Larry Blackwell is a research lab technician in Weed Science. Although his main responsibility is to oversee the weed garden and related research requirements, he still finds a bit of time to nurture some desert-possible vegetables.
The “three sisters” – corn, squash, and beans – have been grown throughout the Borderlands for millennia. Native Americans have legends and stories about how the collaboration works to the benefit of all. Although farmers growing for commercial purposes plant crops individually, companion planting as traditionally employed can work well for backyard gardeners.
Larry’s crops are pumpkin, squash, eggplant, all of which are doing well, and tomatoes, which are a classic Borderlands challenge. Pumpkins and squash are members of the Curcurbita species. Eggplants and tomatoes are members of the Genus Solanum. This is the largest genus in the Solanaceae Family, known also as the potato family. Peppers (Genus Capsicum) and Jimsonweed (Genus Datura) grow well here in the Borderlands, but tomatoes and potatoes do not. Several growers are producing delicious organic tomatoes but these are grown under very special conditions. It’s possible that tomatoes that do well in desert regions similar to here may do better than types better adapted to more moist U.S. regions. Larry is growing the eggplant commonly seen in supermarkets, but across the world, there are hundreds of different kinds, some edible, some not.

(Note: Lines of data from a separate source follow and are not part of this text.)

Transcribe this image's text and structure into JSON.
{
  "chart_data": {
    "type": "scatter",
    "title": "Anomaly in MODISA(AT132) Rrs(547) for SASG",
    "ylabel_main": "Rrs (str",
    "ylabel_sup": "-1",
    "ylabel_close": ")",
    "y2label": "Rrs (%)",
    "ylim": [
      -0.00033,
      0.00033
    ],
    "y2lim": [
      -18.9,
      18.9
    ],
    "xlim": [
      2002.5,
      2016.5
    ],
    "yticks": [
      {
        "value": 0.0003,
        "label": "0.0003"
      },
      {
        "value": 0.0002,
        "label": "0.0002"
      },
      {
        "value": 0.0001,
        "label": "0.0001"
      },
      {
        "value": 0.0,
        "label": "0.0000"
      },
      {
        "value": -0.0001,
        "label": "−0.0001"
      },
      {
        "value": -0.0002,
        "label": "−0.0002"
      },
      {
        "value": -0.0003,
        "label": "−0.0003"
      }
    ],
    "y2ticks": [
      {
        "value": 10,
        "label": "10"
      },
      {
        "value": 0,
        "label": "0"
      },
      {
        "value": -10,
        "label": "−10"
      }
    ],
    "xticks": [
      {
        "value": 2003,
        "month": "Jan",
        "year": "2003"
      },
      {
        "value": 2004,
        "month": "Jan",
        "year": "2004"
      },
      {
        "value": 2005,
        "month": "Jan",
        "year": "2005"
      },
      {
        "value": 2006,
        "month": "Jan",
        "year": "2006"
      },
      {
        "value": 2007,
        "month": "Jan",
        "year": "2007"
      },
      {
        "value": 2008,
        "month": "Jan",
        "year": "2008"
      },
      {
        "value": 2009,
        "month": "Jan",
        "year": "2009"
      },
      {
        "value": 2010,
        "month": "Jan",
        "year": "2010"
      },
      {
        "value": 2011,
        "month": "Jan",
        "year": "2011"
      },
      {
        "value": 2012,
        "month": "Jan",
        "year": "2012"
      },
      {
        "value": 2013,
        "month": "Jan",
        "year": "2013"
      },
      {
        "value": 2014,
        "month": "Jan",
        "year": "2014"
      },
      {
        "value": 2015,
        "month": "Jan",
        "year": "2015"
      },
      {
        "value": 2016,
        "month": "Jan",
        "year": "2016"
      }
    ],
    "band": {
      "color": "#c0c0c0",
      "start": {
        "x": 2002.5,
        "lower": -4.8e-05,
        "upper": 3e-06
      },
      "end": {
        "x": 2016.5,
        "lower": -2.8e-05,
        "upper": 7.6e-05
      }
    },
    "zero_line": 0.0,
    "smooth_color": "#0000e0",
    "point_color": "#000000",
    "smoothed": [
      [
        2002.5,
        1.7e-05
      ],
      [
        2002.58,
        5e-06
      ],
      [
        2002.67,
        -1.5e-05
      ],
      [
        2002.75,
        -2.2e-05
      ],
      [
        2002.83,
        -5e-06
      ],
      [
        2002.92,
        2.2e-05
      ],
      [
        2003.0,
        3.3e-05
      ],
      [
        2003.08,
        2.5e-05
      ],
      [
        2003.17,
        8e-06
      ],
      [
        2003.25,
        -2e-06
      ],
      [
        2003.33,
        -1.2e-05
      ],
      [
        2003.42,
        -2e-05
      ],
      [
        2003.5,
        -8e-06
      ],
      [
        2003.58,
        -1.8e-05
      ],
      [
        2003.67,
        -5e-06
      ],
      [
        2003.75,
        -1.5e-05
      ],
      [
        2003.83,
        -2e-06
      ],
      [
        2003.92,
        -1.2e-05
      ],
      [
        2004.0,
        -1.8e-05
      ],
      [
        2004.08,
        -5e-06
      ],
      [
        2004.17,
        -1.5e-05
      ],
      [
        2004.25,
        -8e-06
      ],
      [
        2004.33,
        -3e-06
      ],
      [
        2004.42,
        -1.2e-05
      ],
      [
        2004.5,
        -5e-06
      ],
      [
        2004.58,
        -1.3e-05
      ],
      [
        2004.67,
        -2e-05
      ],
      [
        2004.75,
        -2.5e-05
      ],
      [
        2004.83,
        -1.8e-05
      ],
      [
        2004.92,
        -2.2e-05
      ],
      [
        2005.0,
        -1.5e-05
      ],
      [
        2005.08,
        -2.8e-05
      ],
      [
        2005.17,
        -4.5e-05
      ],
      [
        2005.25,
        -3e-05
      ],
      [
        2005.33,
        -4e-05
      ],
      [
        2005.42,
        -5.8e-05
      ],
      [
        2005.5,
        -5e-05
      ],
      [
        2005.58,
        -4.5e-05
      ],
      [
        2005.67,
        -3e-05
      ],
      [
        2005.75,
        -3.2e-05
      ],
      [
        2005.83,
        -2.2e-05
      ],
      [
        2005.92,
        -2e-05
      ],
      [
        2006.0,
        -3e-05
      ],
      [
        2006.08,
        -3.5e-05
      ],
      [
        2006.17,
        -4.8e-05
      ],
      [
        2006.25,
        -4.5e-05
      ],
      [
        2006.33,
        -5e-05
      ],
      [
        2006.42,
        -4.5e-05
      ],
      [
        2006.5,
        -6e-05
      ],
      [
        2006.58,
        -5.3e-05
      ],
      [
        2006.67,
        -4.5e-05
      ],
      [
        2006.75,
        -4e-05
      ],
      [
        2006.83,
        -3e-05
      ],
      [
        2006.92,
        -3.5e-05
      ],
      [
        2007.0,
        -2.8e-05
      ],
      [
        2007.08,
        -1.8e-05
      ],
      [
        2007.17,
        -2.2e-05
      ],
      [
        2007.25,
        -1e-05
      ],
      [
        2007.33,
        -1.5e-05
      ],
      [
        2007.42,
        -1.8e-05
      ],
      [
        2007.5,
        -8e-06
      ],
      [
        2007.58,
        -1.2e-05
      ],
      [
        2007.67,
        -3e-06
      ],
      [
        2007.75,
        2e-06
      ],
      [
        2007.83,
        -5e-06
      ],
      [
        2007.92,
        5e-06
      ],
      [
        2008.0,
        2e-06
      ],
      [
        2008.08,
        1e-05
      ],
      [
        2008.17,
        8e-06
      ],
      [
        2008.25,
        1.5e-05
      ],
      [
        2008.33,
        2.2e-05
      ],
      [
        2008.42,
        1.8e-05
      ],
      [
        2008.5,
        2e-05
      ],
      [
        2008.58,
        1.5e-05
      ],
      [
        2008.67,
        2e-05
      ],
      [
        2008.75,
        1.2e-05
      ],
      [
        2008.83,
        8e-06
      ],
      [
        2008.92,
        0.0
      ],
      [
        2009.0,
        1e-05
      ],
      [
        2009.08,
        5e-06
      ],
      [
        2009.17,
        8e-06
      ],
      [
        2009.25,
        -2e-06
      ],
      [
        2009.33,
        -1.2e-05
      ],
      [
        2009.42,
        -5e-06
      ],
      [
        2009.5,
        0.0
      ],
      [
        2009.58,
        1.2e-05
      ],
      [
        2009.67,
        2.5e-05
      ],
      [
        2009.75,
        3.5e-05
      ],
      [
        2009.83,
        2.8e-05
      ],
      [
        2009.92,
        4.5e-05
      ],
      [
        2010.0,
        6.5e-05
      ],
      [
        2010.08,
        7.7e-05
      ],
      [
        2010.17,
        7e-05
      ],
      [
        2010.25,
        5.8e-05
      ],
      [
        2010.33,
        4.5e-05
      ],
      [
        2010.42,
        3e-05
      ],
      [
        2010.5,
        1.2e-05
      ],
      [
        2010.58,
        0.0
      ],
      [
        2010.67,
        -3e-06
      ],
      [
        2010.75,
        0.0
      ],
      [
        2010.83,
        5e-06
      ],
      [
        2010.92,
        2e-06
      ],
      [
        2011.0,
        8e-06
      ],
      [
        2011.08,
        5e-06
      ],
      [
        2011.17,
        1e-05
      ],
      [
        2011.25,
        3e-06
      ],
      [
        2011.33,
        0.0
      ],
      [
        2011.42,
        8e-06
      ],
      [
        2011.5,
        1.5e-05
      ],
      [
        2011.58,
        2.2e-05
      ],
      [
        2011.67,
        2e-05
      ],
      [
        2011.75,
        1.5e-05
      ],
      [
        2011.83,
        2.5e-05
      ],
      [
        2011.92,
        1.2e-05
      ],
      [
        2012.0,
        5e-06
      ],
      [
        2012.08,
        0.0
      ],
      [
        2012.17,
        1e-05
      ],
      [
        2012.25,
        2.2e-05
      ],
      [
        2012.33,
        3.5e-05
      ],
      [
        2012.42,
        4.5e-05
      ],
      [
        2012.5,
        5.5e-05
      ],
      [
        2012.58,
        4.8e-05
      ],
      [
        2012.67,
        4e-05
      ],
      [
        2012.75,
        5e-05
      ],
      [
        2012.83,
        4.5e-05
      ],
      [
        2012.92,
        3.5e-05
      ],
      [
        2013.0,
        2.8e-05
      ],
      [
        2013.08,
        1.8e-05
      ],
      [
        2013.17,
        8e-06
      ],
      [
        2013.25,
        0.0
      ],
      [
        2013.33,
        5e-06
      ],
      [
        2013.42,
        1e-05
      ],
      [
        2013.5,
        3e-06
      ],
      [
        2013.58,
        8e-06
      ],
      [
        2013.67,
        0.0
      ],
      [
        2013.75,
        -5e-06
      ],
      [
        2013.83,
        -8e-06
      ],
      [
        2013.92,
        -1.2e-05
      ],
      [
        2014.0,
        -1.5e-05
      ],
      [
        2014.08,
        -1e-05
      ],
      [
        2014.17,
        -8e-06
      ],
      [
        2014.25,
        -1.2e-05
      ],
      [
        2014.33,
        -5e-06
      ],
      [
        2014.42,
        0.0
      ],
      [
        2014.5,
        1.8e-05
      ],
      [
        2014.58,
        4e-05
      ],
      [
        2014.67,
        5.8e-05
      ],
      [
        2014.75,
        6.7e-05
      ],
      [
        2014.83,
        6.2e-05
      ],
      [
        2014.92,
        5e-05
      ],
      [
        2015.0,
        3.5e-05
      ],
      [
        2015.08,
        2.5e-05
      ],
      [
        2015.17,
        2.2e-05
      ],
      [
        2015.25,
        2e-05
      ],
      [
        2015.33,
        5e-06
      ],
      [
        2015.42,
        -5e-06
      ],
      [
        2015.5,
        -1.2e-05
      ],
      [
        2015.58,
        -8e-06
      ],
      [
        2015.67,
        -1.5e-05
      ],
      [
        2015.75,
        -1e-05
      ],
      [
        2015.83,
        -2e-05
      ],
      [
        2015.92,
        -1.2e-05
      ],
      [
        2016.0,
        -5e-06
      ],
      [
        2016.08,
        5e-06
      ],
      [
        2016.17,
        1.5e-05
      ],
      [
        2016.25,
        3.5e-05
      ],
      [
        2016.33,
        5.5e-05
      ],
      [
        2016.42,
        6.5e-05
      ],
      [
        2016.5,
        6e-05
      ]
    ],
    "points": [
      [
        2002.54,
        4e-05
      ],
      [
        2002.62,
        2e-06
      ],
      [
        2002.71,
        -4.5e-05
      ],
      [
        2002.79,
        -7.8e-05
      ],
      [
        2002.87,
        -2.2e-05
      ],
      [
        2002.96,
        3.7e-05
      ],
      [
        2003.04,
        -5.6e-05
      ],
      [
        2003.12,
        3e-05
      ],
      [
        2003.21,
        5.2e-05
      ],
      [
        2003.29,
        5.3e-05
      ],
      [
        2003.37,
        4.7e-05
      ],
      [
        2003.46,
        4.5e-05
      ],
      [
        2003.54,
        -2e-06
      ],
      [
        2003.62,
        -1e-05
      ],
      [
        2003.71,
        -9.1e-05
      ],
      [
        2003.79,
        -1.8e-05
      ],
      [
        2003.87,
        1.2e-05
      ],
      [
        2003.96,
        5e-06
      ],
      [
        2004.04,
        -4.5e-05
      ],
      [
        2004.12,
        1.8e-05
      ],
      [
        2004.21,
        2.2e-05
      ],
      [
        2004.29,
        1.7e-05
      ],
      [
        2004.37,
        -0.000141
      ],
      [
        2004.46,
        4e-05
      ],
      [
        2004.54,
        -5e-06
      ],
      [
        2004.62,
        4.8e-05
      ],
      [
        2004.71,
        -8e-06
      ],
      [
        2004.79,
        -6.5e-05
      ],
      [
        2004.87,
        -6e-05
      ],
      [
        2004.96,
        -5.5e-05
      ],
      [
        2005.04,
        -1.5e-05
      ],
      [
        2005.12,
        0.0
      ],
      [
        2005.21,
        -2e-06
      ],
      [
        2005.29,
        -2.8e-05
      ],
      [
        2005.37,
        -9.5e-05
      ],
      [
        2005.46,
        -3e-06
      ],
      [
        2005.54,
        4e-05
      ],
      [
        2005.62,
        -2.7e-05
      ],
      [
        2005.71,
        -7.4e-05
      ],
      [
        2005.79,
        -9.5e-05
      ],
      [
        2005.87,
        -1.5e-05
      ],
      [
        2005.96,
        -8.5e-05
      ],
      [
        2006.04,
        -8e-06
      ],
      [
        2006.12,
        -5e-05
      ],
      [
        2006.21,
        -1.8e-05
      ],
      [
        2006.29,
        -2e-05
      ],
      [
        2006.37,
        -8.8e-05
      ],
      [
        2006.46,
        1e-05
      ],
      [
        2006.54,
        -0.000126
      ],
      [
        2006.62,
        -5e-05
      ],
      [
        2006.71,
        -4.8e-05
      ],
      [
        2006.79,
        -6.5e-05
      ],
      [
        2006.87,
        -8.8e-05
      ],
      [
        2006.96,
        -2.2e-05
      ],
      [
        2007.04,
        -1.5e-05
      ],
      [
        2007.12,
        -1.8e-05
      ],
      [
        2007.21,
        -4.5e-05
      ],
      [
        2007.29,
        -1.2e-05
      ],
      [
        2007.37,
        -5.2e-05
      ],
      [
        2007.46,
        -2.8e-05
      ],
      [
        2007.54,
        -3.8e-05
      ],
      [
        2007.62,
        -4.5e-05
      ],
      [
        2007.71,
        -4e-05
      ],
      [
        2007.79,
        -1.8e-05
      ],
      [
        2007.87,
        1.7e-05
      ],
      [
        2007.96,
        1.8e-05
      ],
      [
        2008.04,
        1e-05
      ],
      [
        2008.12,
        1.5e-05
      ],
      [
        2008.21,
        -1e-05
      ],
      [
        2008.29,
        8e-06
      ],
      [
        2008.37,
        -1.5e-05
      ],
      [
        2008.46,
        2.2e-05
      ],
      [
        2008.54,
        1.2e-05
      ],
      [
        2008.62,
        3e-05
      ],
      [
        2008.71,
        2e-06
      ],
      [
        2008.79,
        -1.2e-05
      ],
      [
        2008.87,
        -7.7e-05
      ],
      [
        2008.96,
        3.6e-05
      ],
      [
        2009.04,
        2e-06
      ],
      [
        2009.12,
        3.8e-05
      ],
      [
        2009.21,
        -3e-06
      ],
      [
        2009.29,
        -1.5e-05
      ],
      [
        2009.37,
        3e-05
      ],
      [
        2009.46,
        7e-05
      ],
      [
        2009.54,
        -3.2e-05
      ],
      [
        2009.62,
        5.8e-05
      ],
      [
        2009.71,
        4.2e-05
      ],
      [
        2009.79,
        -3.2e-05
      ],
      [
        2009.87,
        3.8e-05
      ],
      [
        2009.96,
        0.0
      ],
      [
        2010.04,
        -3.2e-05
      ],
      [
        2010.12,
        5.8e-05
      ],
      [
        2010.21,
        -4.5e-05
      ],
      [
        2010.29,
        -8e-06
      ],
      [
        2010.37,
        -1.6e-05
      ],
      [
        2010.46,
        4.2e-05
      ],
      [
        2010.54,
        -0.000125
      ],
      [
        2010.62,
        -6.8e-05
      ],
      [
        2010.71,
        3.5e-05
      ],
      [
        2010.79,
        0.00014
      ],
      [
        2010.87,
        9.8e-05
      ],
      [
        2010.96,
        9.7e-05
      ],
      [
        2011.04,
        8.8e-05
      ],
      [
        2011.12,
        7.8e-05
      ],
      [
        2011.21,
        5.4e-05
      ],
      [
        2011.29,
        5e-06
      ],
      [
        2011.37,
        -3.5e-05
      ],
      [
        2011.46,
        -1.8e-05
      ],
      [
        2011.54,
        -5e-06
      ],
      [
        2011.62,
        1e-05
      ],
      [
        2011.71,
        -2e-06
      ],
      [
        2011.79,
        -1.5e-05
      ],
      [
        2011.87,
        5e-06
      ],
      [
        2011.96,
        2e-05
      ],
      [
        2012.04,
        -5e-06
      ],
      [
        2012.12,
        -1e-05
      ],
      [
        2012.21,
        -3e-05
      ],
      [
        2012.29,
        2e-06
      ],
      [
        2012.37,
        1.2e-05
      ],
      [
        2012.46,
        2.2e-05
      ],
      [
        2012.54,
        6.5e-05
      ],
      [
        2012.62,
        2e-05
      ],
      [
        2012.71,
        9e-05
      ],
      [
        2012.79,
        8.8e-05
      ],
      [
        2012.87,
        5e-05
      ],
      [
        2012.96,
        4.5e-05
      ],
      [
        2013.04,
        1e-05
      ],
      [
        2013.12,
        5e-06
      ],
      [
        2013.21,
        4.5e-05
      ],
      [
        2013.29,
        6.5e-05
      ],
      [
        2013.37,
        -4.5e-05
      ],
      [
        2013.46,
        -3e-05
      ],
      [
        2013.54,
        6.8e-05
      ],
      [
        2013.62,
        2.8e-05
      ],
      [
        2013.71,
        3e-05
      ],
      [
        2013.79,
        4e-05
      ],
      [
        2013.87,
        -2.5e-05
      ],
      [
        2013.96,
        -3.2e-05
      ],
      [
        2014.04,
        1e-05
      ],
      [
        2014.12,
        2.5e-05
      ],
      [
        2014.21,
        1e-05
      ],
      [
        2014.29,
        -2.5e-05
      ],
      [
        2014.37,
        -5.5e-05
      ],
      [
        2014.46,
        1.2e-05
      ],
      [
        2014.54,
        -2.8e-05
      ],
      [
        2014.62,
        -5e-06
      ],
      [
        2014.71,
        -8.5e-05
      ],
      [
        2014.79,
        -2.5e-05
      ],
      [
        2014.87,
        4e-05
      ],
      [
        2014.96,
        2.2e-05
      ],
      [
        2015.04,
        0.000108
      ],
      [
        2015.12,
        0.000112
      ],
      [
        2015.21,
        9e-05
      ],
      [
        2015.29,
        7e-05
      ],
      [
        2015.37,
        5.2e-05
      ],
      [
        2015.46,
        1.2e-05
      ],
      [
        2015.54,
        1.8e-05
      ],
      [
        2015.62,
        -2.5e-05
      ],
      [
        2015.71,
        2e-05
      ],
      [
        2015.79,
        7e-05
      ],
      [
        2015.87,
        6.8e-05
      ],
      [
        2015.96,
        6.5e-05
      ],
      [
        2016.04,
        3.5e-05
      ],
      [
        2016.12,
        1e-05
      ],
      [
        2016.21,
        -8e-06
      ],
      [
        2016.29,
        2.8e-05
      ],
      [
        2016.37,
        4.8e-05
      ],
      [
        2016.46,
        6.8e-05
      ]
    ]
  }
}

One of the truly wonderful things about the Leyendecker Plant Research Center is that it sparks new ideas and new explorations. At the farm, researchers grow different plants under different conditions. Some efforts are carefully controlled as true research experiments, and some, like Larry’s vegetable garden, are more relaxed. These kinds of examples are more accessible to kitchen, backyard and community gardeners specifically because of the informality. It’s easy to see something growing in different conditions and to compare results without having to wait for the paper to be published or to wade through complicated technical words to understand what happened.